Poster
Yoon Joo Lee
University of Cologne
Cologne, Nordrhein-Westfalen, Germany
Dong Zhang
University of Cologne
cologne, Nordrhein-Westfalen, Germany
Sara Stolze
Max Planck Institute for Plant Breeding Research, Proteomics Group
Koeln, Nordrhein-Westfalen, Germany
Georgios Saridis
AG Döhlemann, Terrestrische Mikrobiologie
Köln, Nordrhein-Westfalen, Germany
Malaika K. Ebert, PI
PI
North Dakota State University
Fargo, North Dakota, United States
Hirofumi Nakagami
Group leader
Max Planck Institute for Plant Breeding Research
Koeln, Nordrhein-Westfalen, Germany
Gunther Doehlemann
Professor
University of Cologne
Cologne, Nordrhein-Westfalen, Germany
Ustilago maydis infection in maize is known to cause hypertrophic leaf tumors, yet the underlying mechanisms driving excessive cell growth remain unknown.
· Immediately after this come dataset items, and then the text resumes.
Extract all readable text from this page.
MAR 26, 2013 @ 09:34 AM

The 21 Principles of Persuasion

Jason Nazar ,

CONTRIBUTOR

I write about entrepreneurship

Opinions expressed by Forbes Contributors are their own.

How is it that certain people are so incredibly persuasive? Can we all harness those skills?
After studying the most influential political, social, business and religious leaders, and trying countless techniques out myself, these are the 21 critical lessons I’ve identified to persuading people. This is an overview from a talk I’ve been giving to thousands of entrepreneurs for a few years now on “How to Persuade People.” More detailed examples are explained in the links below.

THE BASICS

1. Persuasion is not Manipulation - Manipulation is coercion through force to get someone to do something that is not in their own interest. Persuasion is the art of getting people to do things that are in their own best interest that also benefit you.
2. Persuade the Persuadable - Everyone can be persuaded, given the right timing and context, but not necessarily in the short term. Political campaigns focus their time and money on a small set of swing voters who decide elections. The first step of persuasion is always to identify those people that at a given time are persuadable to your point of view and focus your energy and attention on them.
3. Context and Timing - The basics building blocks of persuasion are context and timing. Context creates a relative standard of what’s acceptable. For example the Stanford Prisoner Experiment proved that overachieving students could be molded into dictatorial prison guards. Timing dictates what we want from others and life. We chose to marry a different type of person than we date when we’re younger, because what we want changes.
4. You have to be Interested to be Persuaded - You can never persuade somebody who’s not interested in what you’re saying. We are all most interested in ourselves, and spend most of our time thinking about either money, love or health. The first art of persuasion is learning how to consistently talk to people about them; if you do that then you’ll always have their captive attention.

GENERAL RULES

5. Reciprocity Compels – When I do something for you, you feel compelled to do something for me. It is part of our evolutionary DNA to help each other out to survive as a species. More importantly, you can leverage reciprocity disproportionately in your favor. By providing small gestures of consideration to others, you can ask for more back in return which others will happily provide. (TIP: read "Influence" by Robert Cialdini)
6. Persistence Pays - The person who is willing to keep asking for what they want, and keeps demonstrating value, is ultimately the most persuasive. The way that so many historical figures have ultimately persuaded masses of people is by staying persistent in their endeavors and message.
Here, we identify an effector, HAP1 (Hypertrophy-Associated Protein 1), as a virulence factor that regulates mesophyll cell hypertrophy. Through CRISPR-Cas9 mutagenesis, we demonstrate that HAP1 contributes to endoreduplication and starch accumulation in infected tissues. RNA-sequencing revealed HAP1-dependent upregulation of starch biosynthesis genes and cell cycle genes, while defense-related WRKY transcription factors are suppressed, linking HAP1 to metabolic reprogramming and immune modulation. To understand how HAP1 drives metabolic reprogramming, we explored its host targets and found that it interacts with maize SnRK1α2 and trehalose-6-phosphate synthase (TPS). Hap1 promotes the phosphorylation of SnRK1 downstream targets in a corporative manner with two additional HAP1-interacting U. maydis effectors, HIP1 and HIP2, enhancing its binding to SnRK1α2. Overall, our findings suggest that HAP1 drives maize metabolic reprogramming by targeting the SnRK1-TPS signaling pathway, diverting carbon flux toward starch synthesis while suppressing host defense responses to regulate hypertrophy.